Foreign investors remained net sellers at the Nairobi Securities Exchange for the sixth consecutive year in 2025, prioritizing liquidity and capital preservation over local market returns.
- •This persisted even as Kenyan equities posted back-to-back strong years in 2024 and 2025, underscoring a growing disconnect between market performance and offshore investor behaviour.
- •Net foreign outflows totalled KSh 11.6Bn in 2025, extending a selling trend that began in 2020. While the scale of exits moderated compared with the heavy drawdowns recorded in 2022–2024, the direction remained unchanged.
- •Foreign investors have now exited the market on a net basis for six straight years, even as the NSE All-Share Index delivered its strongest two-year run since launch.

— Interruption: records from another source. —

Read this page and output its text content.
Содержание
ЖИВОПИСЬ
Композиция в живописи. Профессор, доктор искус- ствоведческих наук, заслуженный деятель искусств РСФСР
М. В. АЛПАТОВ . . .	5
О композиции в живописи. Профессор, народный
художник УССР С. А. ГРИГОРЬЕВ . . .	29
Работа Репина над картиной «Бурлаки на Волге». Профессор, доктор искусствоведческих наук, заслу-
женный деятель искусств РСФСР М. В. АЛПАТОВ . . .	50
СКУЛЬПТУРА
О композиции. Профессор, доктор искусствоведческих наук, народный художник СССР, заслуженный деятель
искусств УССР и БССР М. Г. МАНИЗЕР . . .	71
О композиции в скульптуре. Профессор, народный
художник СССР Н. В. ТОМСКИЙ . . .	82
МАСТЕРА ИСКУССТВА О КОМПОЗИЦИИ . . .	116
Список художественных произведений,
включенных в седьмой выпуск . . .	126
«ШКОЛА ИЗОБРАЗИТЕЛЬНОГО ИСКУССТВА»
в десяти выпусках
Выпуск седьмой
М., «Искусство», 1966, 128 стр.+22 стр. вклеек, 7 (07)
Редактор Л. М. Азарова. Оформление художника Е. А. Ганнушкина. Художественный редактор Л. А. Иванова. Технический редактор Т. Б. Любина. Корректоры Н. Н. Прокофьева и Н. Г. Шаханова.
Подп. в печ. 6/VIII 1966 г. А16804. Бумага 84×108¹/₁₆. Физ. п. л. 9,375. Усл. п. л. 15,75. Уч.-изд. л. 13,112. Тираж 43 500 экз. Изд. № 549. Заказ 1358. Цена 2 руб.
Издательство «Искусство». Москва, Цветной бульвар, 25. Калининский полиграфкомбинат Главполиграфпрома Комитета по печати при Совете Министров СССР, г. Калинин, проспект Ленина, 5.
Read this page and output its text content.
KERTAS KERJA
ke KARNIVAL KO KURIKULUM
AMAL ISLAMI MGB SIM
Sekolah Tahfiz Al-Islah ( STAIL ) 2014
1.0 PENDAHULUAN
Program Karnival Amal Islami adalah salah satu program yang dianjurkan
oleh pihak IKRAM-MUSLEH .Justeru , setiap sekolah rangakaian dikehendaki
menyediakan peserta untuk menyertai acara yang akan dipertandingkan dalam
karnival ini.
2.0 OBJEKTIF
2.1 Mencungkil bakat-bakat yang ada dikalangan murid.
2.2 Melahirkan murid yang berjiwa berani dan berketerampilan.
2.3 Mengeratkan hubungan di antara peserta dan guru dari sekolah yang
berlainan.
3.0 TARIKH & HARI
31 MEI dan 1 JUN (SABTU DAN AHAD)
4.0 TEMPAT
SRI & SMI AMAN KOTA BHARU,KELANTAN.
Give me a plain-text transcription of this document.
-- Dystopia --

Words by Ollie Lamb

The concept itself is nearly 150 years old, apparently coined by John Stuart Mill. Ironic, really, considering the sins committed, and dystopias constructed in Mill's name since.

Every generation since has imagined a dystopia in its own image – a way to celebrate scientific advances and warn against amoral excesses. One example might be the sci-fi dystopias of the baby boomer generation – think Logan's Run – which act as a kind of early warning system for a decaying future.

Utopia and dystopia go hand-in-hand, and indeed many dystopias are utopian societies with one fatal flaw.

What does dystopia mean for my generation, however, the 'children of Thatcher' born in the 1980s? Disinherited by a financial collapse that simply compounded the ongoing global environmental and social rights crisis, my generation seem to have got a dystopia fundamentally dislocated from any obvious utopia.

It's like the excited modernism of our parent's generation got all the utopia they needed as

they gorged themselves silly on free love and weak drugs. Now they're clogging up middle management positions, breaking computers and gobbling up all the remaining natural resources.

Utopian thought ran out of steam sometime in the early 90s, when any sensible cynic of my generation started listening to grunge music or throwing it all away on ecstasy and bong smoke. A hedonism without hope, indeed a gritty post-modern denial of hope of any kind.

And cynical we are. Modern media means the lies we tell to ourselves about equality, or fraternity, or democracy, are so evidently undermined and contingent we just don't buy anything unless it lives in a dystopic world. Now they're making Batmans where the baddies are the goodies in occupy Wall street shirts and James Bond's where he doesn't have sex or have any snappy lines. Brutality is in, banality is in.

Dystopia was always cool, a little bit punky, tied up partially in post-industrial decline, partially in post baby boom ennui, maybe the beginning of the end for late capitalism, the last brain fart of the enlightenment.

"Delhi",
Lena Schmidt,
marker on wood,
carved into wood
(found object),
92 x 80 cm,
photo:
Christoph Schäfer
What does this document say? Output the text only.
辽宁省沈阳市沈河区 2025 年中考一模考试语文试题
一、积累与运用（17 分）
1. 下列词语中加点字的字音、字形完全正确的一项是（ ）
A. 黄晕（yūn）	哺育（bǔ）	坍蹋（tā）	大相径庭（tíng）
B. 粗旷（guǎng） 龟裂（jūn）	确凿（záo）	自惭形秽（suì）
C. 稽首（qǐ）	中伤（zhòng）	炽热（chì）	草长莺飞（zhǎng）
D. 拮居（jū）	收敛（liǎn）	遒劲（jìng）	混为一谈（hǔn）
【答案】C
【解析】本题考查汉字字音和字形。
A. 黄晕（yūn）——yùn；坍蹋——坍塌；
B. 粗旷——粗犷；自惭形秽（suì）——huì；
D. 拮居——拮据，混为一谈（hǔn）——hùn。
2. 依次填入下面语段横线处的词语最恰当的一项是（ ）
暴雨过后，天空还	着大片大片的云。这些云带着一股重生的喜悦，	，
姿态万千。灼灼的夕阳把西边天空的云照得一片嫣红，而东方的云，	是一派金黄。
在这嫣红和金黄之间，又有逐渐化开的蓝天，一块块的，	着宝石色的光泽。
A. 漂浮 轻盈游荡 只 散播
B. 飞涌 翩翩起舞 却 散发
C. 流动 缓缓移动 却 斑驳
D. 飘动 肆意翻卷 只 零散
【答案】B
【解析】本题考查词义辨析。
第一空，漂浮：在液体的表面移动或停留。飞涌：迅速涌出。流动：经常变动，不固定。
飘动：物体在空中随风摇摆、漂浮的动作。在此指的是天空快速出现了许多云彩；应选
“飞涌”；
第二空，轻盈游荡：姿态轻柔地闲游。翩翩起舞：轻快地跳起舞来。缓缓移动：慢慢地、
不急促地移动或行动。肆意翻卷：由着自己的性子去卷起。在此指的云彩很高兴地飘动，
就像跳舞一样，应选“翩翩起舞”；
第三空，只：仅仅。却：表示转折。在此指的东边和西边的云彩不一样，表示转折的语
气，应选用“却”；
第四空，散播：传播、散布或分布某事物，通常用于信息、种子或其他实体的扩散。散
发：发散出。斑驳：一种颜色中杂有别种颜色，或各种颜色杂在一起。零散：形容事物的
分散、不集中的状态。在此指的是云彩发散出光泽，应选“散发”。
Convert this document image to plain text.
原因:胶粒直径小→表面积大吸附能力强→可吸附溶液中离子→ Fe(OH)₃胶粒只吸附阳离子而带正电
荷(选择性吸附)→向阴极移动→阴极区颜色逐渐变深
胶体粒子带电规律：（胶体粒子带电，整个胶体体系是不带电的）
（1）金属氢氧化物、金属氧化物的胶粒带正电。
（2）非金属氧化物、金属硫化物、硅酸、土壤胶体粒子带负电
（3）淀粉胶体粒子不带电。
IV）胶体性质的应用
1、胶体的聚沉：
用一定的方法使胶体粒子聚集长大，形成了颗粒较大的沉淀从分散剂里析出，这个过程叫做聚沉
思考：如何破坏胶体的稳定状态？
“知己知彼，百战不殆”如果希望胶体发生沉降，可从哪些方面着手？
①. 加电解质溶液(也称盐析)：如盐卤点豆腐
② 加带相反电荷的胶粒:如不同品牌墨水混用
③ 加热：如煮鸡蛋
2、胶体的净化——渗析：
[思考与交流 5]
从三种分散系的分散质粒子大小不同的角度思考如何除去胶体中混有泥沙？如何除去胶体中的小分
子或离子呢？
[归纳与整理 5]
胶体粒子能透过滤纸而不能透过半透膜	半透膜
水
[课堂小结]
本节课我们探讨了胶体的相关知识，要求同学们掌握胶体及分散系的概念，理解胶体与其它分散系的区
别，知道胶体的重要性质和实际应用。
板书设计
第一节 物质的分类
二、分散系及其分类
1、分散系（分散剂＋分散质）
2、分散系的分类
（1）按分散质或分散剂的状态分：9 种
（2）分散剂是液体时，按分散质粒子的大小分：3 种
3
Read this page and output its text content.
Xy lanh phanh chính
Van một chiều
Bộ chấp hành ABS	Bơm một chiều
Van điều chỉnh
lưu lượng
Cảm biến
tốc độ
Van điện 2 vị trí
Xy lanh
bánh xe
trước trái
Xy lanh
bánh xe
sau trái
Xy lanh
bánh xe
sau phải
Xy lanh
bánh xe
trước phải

Monthly flow data shows how this played out. Foreign selling was consistent in the first quarter, eased in the second quarter, then intensified again in the second half of the year. June and August recorded inflows of KSh 820Mn and KSh 1.65Bn, but both were quickly reversed. September alone saw nearly KSh 5.0Bn in net outflows, followed by a further KSh 2.9Bn in November. These two months accounted for the bulk of annual foreign selling, highlighting the absence of sustained re-entry.
The pattern points to tactical positioning rather than renewed long-term interest. Offshore funds sold into rallies to reduce exposure rather than rebuild positions. December’s near-flat outcome reinforced this, suggesting portfolio rebalancing rather than conviction buying.
Participation data confirms a deeper structural shift. Before 2019, foreign investors routinely accounted for more than 60% of monthly NSE turnover, with several periods above 75%. That dominance has steadily eroded. Since 2022, foreign participation has trended lower and more volatile, frequently falling below 45%. In September 2025, foreign participation dropped to 28.0%, among the lowest readings since 2010.
At the same time, domestic investors have emerged as the market’s anchor. Pension funds, insurers, asset managers, and retail investors increased equity exposure as interest rates peaked and then eased. Local capital absorbed foreign supply, particularly in large-cap banks and high-dividend stocks, preventing sharp price dislocations that would previously have accompanied sustained foreign exits.
Global allocation dynamics help explain why foreigners remain cautious. Frontier markets continue to face headwinds from liquidity constraints, benchmark exclusions, currency risk, and competition from high-yielding developed-market assets. For many offshore funds, Kenya has increasingly served as a source of liquidity rather than a destination for long-term capital.